Jews receive official minority status in Maharashtra

MUMBAI, India (JNS.org) — The Indian state of Maharashtra has become the second Indian state to grant official minority status to its Jewish community, which contains about 3,000 of the approximately 4,500 Jews who live in all of India.

Among other new state benefits for Maharashtra’s Jews, the ruling means that those Jews will join Muslims, Christians, Buddhists, Sikhs, Parsees, and Jains in being counted as an official minority population in the Indian census.

Judah Samuel, president of Shaare Rason Synagogue in Mumbai, along with the Indian Jewish Congress, collected unofficial figures on Maharashtra Jewry and submitted them to Indian Minority Affairs Minister Najma Heptulla as part of a request for minority status.

“The contribution of the Jews was no less than what the Parsees did for India,” said Solomon Sopher, president of the Indian Jewish Congress.

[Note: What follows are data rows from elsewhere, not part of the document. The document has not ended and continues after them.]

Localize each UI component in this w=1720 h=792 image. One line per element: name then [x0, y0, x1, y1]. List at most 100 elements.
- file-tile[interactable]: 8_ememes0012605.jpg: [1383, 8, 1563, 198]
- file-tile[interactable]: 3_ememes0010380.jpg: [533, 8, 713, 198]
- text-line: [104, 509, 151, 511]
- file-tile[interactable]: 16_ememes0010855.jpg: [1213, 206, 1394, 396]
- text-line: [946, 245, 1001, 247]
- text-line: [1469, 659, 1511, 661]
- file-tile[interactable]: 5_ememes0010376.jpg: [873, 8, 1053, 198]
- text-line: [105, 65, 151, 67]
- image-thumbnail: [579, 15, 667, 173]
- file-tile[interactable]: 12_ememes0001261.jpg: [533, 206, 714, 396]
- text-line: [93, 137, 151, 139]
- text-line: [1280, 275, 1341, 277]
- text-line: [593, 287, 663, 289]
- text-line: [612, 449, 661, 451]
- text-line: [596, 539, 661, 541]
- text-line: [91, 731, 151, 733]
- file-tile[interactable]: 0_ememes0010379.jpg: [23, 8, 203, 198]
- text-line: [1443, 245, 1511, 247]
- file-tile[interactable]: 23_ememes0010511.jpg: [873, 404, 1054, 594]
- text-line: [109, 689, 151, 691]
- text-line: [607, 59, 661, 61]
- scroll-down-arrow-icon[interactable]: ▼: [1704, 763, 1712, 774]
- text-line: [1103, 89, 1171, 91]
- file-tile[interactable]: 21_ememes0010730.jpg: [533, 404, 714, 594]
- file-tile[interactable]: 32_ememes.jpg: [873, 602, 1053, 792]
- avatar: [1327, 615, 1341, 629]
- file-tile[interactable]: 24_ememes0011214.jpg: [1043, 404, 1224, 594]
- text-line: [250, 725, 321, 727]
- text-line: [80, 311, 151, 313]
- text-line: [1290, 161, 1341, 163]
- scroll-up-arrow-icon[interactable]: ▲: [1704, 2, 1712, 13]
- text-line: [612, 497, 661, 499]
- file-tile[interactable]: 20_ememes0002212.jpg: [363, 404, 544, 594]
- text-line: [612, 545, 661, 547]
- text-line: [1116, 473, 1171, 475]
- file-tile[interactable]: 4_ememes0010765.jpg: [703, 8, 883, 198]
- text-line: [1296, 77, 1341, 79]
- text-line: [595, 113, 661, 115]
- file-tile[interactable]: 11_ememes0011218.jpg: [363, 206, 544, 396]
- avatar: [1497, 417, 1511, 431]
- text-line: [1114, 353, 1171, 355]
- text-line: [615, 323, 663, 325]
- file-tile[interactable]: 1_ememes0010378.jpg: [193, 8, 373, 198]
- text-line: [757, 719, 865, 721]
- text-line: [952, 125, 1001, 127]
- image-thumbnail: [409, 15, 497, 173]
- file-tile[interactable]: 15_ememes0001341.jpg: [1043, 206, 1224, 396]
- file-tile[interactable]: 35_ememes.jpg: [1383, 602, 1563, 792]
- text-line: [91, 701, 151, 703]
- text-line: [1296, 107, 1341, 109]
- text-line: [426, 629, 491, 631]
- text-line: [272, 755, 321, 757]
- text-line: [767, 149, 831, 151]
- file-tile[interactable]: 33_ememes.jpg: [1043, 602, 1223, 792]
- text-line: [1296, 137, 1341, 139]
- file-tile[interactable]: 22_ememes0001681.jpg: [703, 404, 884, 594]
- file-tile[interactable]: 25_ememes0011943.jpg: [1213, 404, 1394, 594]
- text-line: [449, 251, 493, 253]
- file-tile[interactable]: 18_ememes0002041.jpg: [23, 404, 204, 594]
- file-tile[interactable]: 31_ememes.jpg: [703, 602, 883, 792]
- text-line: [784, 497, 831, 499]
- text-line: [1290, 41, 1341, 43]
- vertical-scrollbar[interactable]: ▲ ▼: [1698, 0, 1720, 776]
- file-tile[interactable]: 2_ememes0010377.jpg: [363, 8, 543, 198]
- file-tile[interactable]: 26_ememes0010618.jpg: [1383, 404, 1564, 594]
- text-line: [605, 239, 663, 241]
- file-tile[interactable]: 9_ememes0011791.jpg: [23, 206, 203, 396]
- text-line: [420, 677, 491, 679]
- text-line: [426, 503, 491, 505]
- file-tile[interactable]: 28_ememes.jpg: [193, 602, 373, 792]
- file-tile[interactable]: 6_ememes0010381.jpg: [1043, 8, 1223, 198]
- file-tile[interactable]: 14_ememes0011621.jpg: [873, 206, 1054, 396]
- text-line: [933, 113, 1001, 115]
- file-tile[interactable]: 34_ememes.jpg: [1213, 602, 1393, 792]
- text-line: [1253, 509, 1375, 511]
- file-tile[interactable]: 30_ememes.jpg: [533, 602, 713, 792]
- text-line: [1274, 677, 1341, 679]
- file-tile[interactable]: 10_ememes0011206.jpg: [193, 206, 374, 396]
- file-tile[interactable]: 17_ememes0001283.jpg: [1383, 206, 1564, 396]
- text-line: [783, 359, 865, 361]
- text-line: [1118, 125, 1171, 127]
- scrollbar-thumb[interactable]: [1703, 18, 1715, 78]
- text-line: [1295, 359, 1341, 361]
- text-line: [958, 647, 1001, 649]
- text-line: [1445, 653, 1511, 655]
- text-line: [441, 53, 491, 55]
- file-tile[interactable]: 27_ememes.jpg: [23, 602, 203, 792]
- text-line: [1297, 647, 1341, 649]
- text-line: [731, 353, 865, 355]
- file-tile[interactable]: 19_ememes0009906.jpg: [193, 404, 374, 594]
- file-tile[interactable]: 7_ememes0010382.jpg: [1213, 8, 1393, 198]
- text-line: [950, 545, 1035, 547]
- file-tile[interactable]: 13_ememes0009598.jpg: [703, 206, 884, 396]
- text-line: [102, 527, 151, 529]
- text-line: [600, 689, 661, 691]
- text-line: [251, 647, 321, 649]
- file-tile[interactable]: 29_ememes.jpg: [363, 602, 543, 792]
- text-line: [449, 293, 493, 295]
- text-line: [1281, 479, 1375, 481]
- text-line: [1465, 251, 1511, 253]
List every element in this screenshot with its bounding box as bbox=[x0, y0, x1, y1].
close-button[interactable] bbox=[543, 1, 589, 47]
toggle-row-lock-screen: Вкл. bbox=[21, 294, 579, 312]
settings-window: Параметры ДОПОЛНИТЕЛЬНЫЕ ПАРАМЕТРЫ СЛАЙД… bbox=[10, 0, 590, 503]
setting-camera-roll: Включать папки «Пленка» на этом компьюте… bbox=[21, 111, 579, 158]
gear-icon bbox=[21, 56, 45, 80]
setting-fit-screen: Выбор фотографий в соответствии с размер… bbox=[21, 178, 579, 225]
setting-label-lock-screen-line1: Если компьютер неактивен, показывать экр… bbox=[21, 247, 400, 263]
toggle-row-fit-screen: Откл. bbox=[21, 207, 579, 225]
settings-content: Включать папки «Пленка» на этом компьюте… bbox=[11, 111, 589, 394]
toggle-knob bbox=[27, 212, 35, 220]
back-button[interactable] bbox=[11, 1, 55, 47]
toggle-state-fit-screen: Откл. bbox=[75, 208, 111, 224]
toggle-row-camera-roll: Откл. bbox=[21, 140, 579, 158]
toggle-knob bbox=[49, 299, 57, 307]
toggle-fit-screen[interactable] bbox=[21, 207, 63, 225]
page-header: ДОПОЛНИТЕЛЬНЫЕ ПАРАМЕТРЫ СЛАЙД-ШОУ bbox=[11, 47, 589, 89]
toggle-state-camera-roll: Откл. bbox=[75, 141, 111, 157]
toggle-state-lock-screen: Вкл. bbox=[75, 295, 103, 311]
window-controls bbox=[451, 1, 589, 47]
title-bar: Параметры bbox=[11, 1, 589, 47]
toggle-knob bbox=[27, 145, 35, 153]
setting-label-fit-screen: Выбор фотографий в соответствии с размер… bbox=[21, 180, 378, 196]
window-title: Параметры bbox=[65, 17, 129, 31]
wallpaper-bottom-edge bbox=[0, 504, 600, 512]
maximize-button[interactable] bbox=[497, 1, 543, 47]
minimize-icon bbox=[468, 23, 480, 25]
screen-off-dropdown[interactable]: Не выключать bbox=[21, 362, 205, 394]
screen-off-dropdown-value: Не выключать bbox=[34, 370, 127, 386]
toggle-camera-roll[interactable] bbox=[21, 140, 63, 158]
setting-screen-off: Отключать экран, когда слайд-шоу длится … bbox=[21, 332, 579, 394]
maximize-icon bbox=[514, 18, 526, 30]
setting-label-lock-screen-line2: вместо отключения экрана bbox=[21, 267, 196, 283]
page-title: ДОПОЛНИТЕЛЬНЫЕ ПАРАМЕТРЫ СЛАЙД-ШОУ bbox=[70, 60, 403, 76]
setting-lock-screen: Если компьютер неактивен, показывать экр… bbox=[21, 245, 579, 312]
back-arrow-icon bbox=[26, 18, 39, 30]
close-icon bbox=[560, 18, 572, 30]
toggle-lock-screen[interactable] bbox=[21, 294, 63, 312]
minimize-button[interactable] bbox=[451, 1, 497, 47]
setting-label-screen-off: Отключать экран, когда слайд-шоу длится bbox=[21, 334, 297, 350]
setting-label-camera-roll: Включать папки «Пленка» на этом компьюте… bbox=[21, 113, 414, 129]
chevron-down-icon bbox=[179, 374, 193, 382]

“The Jews feel very connected to India, which is our motherland, while Israel is our fatherland,” Samuel said. “Our loyalty also lies with India, this being the country that accepted us almost 2,500 years ago, and one of the only countries in the world which never persecuted the Jews in all these years.”

“We’re a very small community and we’ve never asked for anything special. But we’re elated with the new status,” Samuel added, the New York Times reported.

The first Indian state to bestow such a status on its Jewish community was the state of Bengal a decade ago, according to the Indian Express.